Tabi bu fikirler, bu çevrede oluştu ama temelde bunun insiyaki olduğunu kabul ediyorum. Sonra daha fazla okur olduk, çevreyi tanıdık, nihayet bilgilerimizden bir düşünce, tefekküre ulaştık. Yazar olmamız tabiatıyla bize kolaylık olmuştur. Dinlenen bir adam veya çevre bulunca da daha inkişaf etmek yollarını da aramışızdır. Yalnız, tüm yazarlara söylemek istediğim de budur, bir saniye okumayı elden bırakmamışımdır.
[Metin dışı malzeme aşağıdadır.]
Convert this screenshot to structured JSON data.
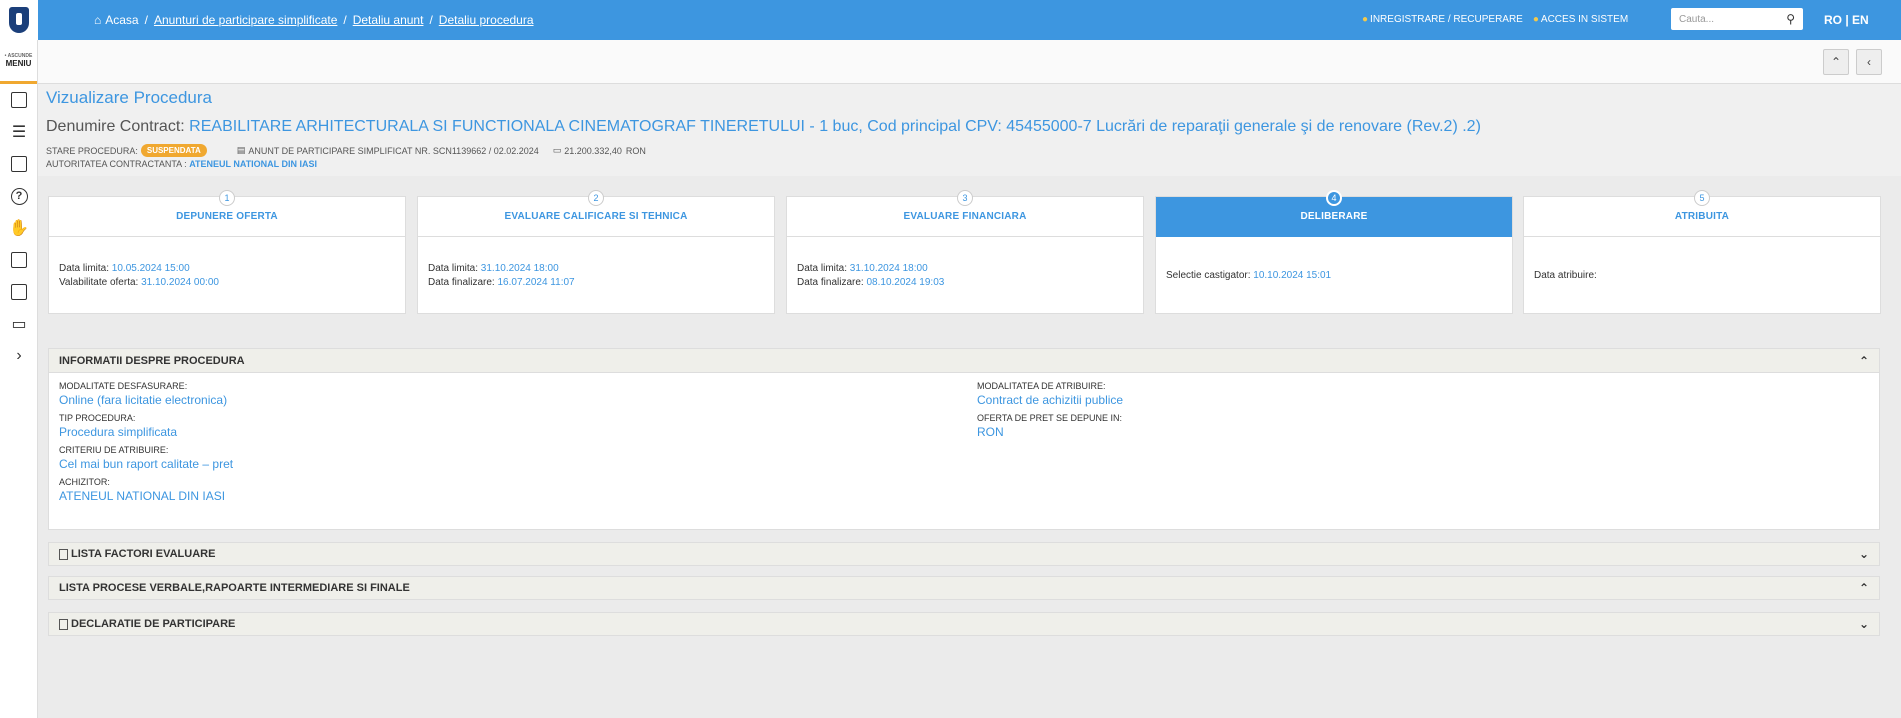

Ancak okumayla tefekkürün teşekkül ettiğini zamanla öğrendim.
NEDEN TEMELLERİN DURUŞMASI?
- Hocam, insiyaki olarak gelişen bir çizginiz olduğunu belirtiyorsunuz. Destanlarla beslenen delikanlı, yiğit bir çizgi bu. Bu yiğit çizgi son kitabınızla da ortaya çıktı. Şimdi herkesin bakışı o "Ahmet Kabaklı Hoca yiğit bir çıkış yaptı" şeklinde. "Temellerin Duruşması"nda Türkiye için zor meselelere temas ettiniz. Bunlar Türkiye'de tabu kabul edilen konulardı. Neden böyle bir konu seçtiniz.
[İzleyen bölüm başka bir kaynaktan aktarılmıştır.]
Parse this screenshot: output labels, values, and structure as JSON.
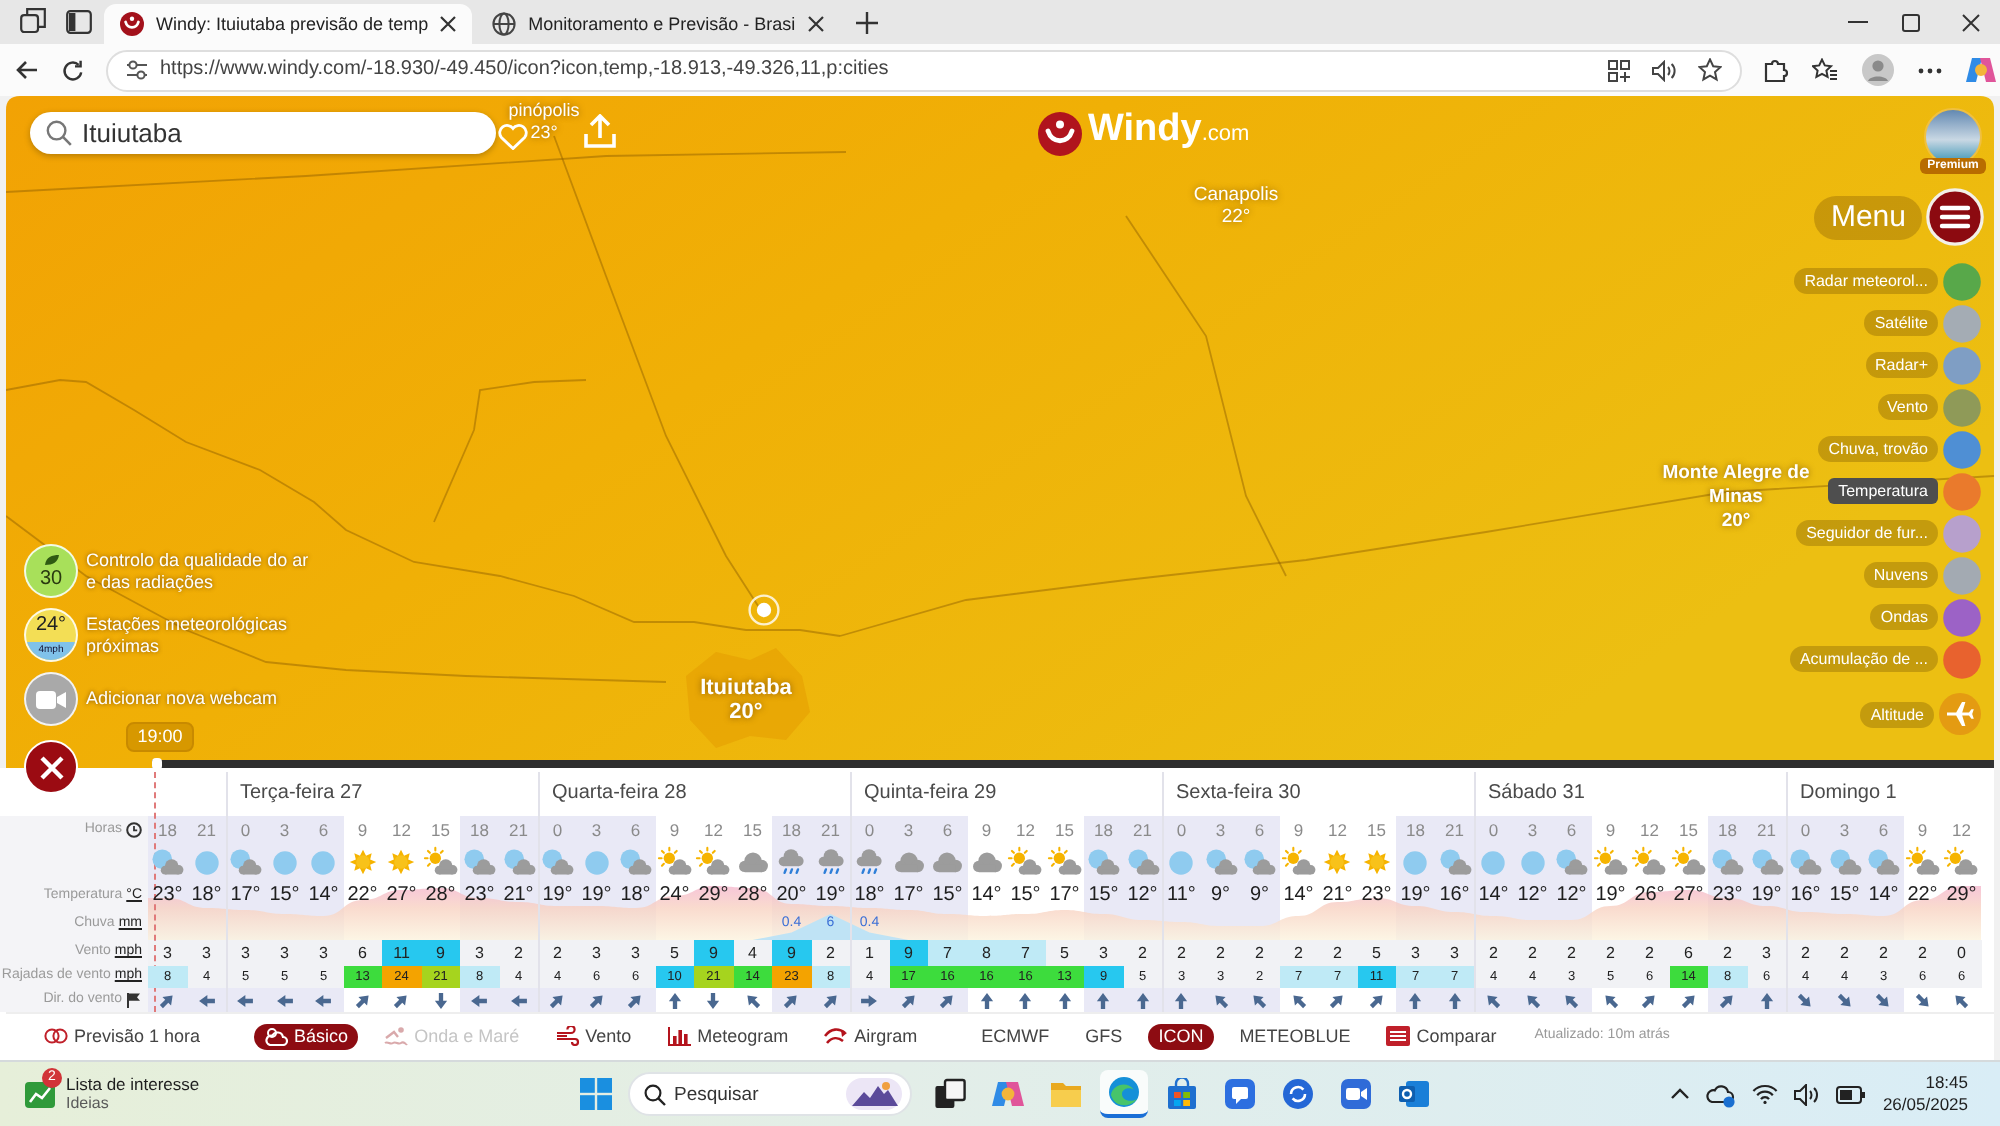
{
  "browser": {
    "tabs": [
      {
        "title": "Windy: Ituiutaba previsão de temp",
        "selected": true
      },
      {
        "title": "Monitoramento e Previsão - Brasi",
        "selected": false
      }
    ],
    "url": "https://www.windy.com/-18.930/-49.450/icon?icon,temp,-18.913,-49.326,11,p:cities"
  },
  "map": {
    "search": {
      "value": "Ituiutaba"
    },
    "logo": {
      "name": "Windy",
      "suffix": ".com"
    },
    "cities": [
      {
        "name": "pinópolis",
        "temp": "23°"
      },
      {
        "name": "Canapolis",
        "temp": "22°"
      },
      {
        "name": "Ituiutaba",
        "temp": "20°"
      },
      {
        "name": "Monte Alegre de Minas",
        "temp": "20°"
      }
    ],
    "premium": {
      "label": "Premium"
    },
    "menu": {
      "label": "Menu"
    },
    "layers": [
      {
        "label": "Radar meteorol...",
        "kind": "thumbnail",
        "color": "#58a84a",
        "selected": false
      },
      {
        "label": "Satélite",
        "kind": "thumbnail",
        "color": "#a4acb4",
        "selected": false
      },
      {
        "label": "Radar+",
        "kind": "thumbnail",
        "color": "#7f9ec4",
        "selected": false
      },
      {
        "label": "Vento",
        "kind": "thumbnail",
        "color": "#8f9a58",
        "selected": false
      },
      {
        "label": "Chuva, trovão",
        "kind": "thumbnail",
        "color": "#4f8fd4",
        "selected": false
      },
      {
        "label": "Temperatura",
        "kind": "thumbnail",
        "color": "#ea7a2c",
        "selected": true
      },
      {
        "label": "Seguidor de fur...",
        "kind": "thumbnail",
        "color": "#b7a0cc",
        "selected": false
      },
      {
        "label": "Nuvens",
        "kind": "thumbnail",
        "color": "#a3aab2",
        "selected": false
      },
      {
        "label": "Ondas",
        "kind": "thumbnail",
        "color": "#9c62c6",
        "selected": false
      },
      {
        "label": "Acumulação de ...",
        "kind": "thumbnail",
        "color": "#e8622e",
        "selected": false
      },
      {
        "label": "Altitude",
        "kind": "action",
        "color": "#e49b12",
        "selected": false
      }
    ],
    "tools": [
      {
        "kind": "air",
        "value": "30",
        "label": "Controlo da qualidade do ar e das radiações"
      },
      {
        "kind": "station",
        "value": "24°",
        "detail": "4mph",
        "label": "Estações meteorológicas próximas"
      },
      {
        "kind": "webcam",
        "label": "Adicionar nova webcam"
      }
    ],
    "timeline": {
      "time": "19:00",
      "level": 0
    }
  },
  "forecast": {
    "days": [
      {
        "hours": [
          {
            "hour": "18",
            "kind": "moon_cloud",
            "night": true,
            "temp": "23°",
            "wind": "3",
            "gust": "8",
            "wind_dir": {
              "kind": "ne"
            }
          },
          {
            "hour": "21",
            "kind": "moon",
            "night": true,
            "temp": "18°",
            "wind": "3",
            "gust": "4",
            "wind_dir": {
              "kind": "w"
            }
          }
        ]
      },
      {
        "label": "Terça-feira 27",
        "hours": [
          {
            "hour": "0",
            "kind": "moon_cloud",
            "night": true,
            "temp": "17°",
            "wind": "3",
            "gust": "5",
            "wind_dir": {
              "kind": "w"
            }
          },
          {
            "hour": "3",
            "kind": "moon",
            "night": true,
            "temp": "15°",
            "wind": "3",
            "gust": "5",
            "wind_dir": {
              "kind": "w"
            }
          },
          {
            "hour": "6",
            "kind": "moon",
            "night": true,
            "temp": "14°",
            "wind": "3",
            "gust": "5",
            "wind_dir": {
              "kind": "w"
            }
          },
          {
            "hour": "9",
            "kind": "sun",
            "night": false,
            "temp": "22°",
            "wind": "6",
            "gust": "13",
            "wind_dir": {
              "kind": "ne"
            }
          },
          {
            "hour": "12",
            "kind": "sun",
            "night": false,
            "temp": "27°",
            "wind": "11",
            "gust": "24",
            "wind_dir": {
              "kind": "ne"
            }
          },
          {
            "hour": "15",
            "kind": "sun_cloud",
            "night": false,
            "temp": "28°",
            "wind": "9",
            "gust": "21",
            "wind_dir": {
              "kind": "s"
            }
          },
          {
            "hour": "18",
            "kind": "moon_cloud",
            "night": true,
            "temp": "23°",
            "wind": "3",
            "gust": "8",
            "wind_dir": {
              "kind": "w"
            }
          },
          {
            "hour": "21",
            "kind": "moon_cloud",
            "night": true,
            "temp": "21°",
            "wind": "2",
            "gust": "4",
            "wind_dir": {
              "kind": "w"
            }
          }
        ]
      },
      {
        "label": "Quarta-feira 28",
        "hours": [
          {
            "hour": "0",
            "kind": "moon_cloud",
            "night": true,
            "temp": "19°",
            "wind": "2",
            "gust": "4",
            "wind_dir": {
              "kind": "ne"
            }
          },
          {
            "hour": "3",
            "kind": "moon",
            "night": true,
            "temp": "19°",
            "wind": "3",
            "gust": "6",
            "wind_dir": {
              "kind": "ne"
            }
          },
          {
            "hour": "6",
            "kind": "moon_cloud",
            "night": true,
            "temp": "18°",
            "wind": "3",
            "gust": "6",
            "wind_dir": {
              "kind": "ne"
            }
          },
          {
            "hour": "9",
            "kind": "sun_cloud",
            "night": false,
            "temp": "24°",
            "wind": "5",
            "gust": "10",
            "wind_dir": {
              "kind": "n"
            }
          },
          {
            "hour": "12",
            "kind": "sun_cloud",
            "night": false,
            "temp": "29°",
            "wind": "9",
            "gust": "21",
            "wind_dir": {
              "kind": "s"
            }
          },
          {
            "hour": "15",
            "kind": "cloud",
            "night": false,
            "temp": "28°",
            "wind": "4",
            "gust": "14",
            "wind_dir": {
              "kind": "nw"
            }
          },
          {
            "hour": "18",
            "kind": "rain",
            "night": true,
            "temp": "20°",
            "rain": "0.4",
            "wind": "9",
            "gust": "23",
            "wind_dir": {
              "kind": "ne"
            }
          },
          {
            "hour": "21",
            "kind": "rain",
            "night": true,
            "temp": "19°",
            "rain": "6",
            "wind": "2",
            "gust": "8",
            "wind_dir": {
              "kind": "ne"
            }
          }
        ]
      },
      {
        "label": "Quinta-feira 29",
        "hours": [
          {
            "hour": "0",
            "kind": "rain",
            "night": true,
            "temp": "18°",
            "rain": "0.4",
            "wind": "1",
            "gust": "4",
            "wind_dir": {
              "kind": "e"
            }
          },
          {
            "hour": "3",
            "kind": "cloud",
            "night": true,
            "temp": "17°",
            "wind": "9",
            "gust": "17",
            "wind_dir": {
              "kind": "ne"
            }
          },
          {
            "hour": "6",
            "kind": "cloud",
            "night": true,
            "temp": "15°",
            "wind": "7",
            "gust": "16",
            "wind_dir": {
              "kind": "ne"
            }
          },
          {
            "hour": "9",
            "kind": "cloud",
            "night": false,
            "temp": "14°",
            "wind": "8",
            "gust": "16",
            "wind_dir": {
              "kind": "n"
            }
          },
          {
            "hour": "12",
            "kind": "sun_cloud",
            "night": false,
            "temp": "15°",
            "wind": "7",
            "gust": "16",
            "wind_dir": {
              "kind": "n"
            }
          },
          {
            "hour": "15",
            "kind": "sun_cloud",
            "night": false,
            "temp": "17°",
            "wind": "5",
            "gust": "13",
            "wind_dir": {
              "kind": "n"
            }
          },
          {
            "hour": "18",
            "kind": "moon_cloud",
            "night": true,
            "temp": "15°",
            "wind": "3",
            "gust": "9",
            "wind_dir": {
              "kind": "n"
            }
          },
          {
            "hour": "21",
            "kind": "moon_cloud",
            "night": true,
            "temp": "12°",
            "wind": "2",
            "gust": "5",
            "wind_dir": {
              "kind": "n"
            }
          }
        ]
      },
      {
        "label": "Sexta-feira 30",
        "hours": [
          {
            "hour": "0",
            "kind": "moon",
            "night": true,
            "temp": "11°",
            "wind": "2",
            "gust": "3",
            "wind_dir": {
              "kind": "n"
            }
          },
          {
            "hour": "3",
            "kind": "moon_cloud",
            "night": true,
            "temp": "9°",
            "wind": "2",
            "gust": "3",
            "wind_dir": {
              "kind": "nw"
            }
          },
          {
            "hour": "6",
            "kind": "moon_cloud",
            "night": true,
            "temp": "9°",
            "wind": "2",
            "gust": "2",
            "wind_dir": {
              "kind": "nw"
            }
          },
          {
            "hour": "9",
            "kind": "sun_cloud",
            "night": false,
            "temp": "14°",
            "wind": "2",
            "gust": "7",
            "wind_dir": {
              "kind": "nw"
            }
          },
          {
            "hour": "12",
            "kind": "sun",
            "night": false,
            "temp": "21°",
            "wind": "2",
            "gust": "7",
            "wind_dir": {
              "kind": "ne"
            }
          },
          {
            "hour": "15",
            "kind": "sun",
            "night": false,
            "temp": "23°",
            "wind": "5",
            "gust": "11",
            "wind_dir": {
              "kind": "ne"
            }
          },
          {
            "hour": "18",
            "kind": "moon",
            "night": true,
            "temp": "19°",
            "wind": "3",
            "gust": "7",
            "wind_dir": {
              "kind": "n"
            }
          },
          {
            "hour": "21",
            "kind": "moon_cloud",
            "night": true,
            "temp": "16°",
            "wind": "3",
            "gust": "7",
            "wind_dir": {
              "kind": "n"
            }
          }
        ]
      },
      {
        "label": "Sábado 31",
        "hours": [
          {
            "hour": "0",
            "kind": "moon",
            "night": true,
            "temp": "14°",
            "wind": "2",
            "gust": "4",
            "wind_dir": {
              "kind": "nw"
            }
          },
          {
            "hour": "3",
            "kind": "moon",
            "night": true,
            "temp": "12°",
            "wind": "2",
            "gust": "4",
            "wind_dir": {
              "kind": "nw"
            }
          },
          {
            "hour": "6",
            "kind": "moon_cloud",
            "night": true,
            "temp": "12°",
            "wind": "2",
            "gust": "3",
            "wind_dir": {
              "kind": "nw"
            }
          },
          {
            "hour": "9",
            "kind": "sun_cloud",
            "night": false,
            "temp": "19°",
            "wind": "2",
            "gust": "5",
            "wind_dir": {
              "kind": "nw"
            }
          },
          {
            "hour": "12",
            "kind": "sun_cloud",
            "night": false,
            "temp": "26°",
            "wind": "2",
            "gust": "6",
            "wind_dir": {
              "kind": "ne"
            }
          },
          {
            "hour": "15",
            "kind": "sun_cloud",
            "night": false,
            "temp": "27°",
            "wind": "6",
            "gust": "14",
            "wind_dir": {
              "kind": "ne"
            }
          },
          {
            "hour": "18",
            "kind": "moon_cloud",
            "night": true,
            "temp": "23°",
            "wind": "2",
            "gust": "8",
            "wind_dir": {
              "kind": "ne"
            }
          },
          {
            "hour": "21",
            "kind": "moon_cloud",
            "night": true,
            "temp": "19°",
            "wind": "3",
            "gust": "6",
            "wind_dir": {
              "kind": "n"
            }
          }
        ]
      },
      {
        "label": "Domingo 1",
        "hours": [
          {
            "hour": "0",
            "kind": "moon_cloud",
            "night": true,
            "temp": "16°",
            "wind": "2",
            "gust": "4",
            "wind_dir": {
              "kind": "se"
            }
          },
          {
            "hour": "3",
            "kind": "moon_cloud",
            "night": true,
            "temp": "15°",
            "wind": "2",
            "gust": "4",
            "wind_dir": {
              "kind": "se"
            }
          },
          {
            "hour": "6",
            "kind": "moon_cloud",
            "night": true,
            "temp": "14°",
            "wind": "2",
            "gust": "3",
            "wind_dir": {
              "kind": "se"
            }
          },
          {
            "hour": "9",
            "kind": "sun_cloud",
            "night": false,
            "temp": "22°",
            "wind": "2",
            "gust": "6",
            "wind_dir": {
              "kind": "se"
            }
          },
          {
            "hour": "12",
            "kind": "sun_cloud",
            "night": false,
            "temp": "29°",
            "wind": "0",
            "gust": "6",
            "wind_dir": {
              "kind": "nw"
            }
          }
        ]
      }
    ],
    "rows": [
      {
        "kind": "hours",
        "label": "Horas"
      },
      {
        "kind": "temp",
        "label": "Temperatura",
        "unit": "°C"
      },
      {
        "kind": "rain",
        "label": "Chuva",
        "unit": "mm"
      },
      {
        "kind": "wind",
        "label": "Vento",
        "unit": "mph"
      },
      {
        "kind": "gust",
        "label": "Rajadas de vento",
        "unit": "mph"
      },
      {
        "kind": "dir",
        "label": "Dir. do vento"
      }
    ],
    "toolbar": {
      "hourly": {
        "label": "Previsão 1 hora"
      },
      "presets": [
        {
          "kind": "basic",
          "label": "Básico",
          "selected": true,
          "disabled": false
        },
        {
          "kind": "wave",
          "label": "Onda e Maré",
          "selected": false,
          "disabled": true
        },
        {
          "kind": "wind",
          "label": "Vento",
          "selected": false,
          "disabled": false
        },
        {
          "kind": "meteogram",
          "label": "Meteogram",
          "selected": false,
          "disabled": false
        },
        {
          "kind": "airgram",
          "label": "Airgram",
          "selected": false,
          "disabled": false
        }
      ],
      "models": [
        {
          "label": "ECMWF",
          "selected": false
        },
        {
          "label": "GFS",
          "selected": false
        },
        {
          "label": "ICON",
          "selected": true
        },
        {
          "label": "METEOBLUE",
          "selected": false
        }
      ],
      "compare": {
        "label": "Comparar"
      },
      "updated": "Atualizado: 10m atrás"
    }
  },
  "taskbar": {
    "widget": {
      "title": "Lista de interesse",
      "subtitle": "Ideias",
      "badge": "2"
    },
    "search": {
      "placeholder": "Pesquisar"
    },
    "apps": [
      {
        "kind": "task_view",
        "selected": false
      },
      {
        "kind": "assistant",
        "selected": false
      },
      {
        "kind": "folder",
        "selected": false
      },
      {
        "kind": "browser",
        "selected": true
      },
      {
        "kind": "store",
        "selected": false
      },
      {
        "kind": "chat",
        "selected": false
      },
      {
        "kind": "sync",
        "selected": false
      },
      {
        "kind": "video",
        "selected": false
      },
      {
        "kind": "mail",
        "selected": false
      }
    ],
    "clock": {
      "time": "18:45",
      "date": "26/05/2025"
    }
  }
}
- Arz etmeye çalışayım. Kaplan Bey bazen bana şakadan takılırdı. "Sen hocalık yapmanın dışında herkesi terbiye etmeye kalkıyorsun" derdi. Yani "Elinde bir sopa boyuna vuruyorsun" derdi. Bunu böyle karikatürize ederdi. Hoşuna da giderdi. "Kimsenin ellemediğini sen elliyorsun, karışmadığına karışıyorsun, söylemediği mevzuları sen söylüyorsun, gözünü de budaktan esirgemiyorsun" derdi. Lise çocuğunda olan bu eğilim bende devam etti. Zamanla doğru düşünceye imkan olmadığını kavradım.
Senelerdir bu böyle ama gittikçe bir idrak, haline geliyor. Tarihe karşı yapılan şeyler bende daima tepki doğurdu. Liseden beri. Gelirlerdi, Fatih'in şunun bunun aleyhinde konuştukları vakit sinirlenirdim. Öfkem artardı. Bir de övgüleri sevmiyorum. Aşırı övgüler kime yapılırsa yapılsın bende tepki doğuruyor. Aşırı alkışlarda bir sahtekarlık sezer gibi oluyorum. Bir yazımda, Mevlana'nın bile moda olmasından korkuyorum, dedim. Çünkü başlıyorlar ve Atatürkleştiriyorlar. Putlaştırıyorlar. Dokunulmazlaştırıyorlar. Bu fukara memlekette birdenbire herşey dokunulmaz hale geliyor. Bir resmi hizip el koyuyor, o övdüğü şeye karşı çıkılamıyor. Bugün Ortak Pazar hikayesinde bile, bir iktisadî karar gibi görünen bu hadisede bile dokunulmazlık var. Partilerin hepsi karar vermiş "AT'a gireceğiz." Nedir? Bu tabunun sebebi nedir? Herşeyi Atatürkleştiriyorsunuz. Yanlış, yanlış birşey bu. Onun için beylik düşünceye karşı olmak bende çok eskiden mevcut. Bunun bende zamanla isyan haline geldiğini çok müşahede ettim. Söyleyebildiğim kadar söyledim îma ettim. Ecurufya da bir isyandı. Bazen isyanı mizaha döktüğüm olmuştur.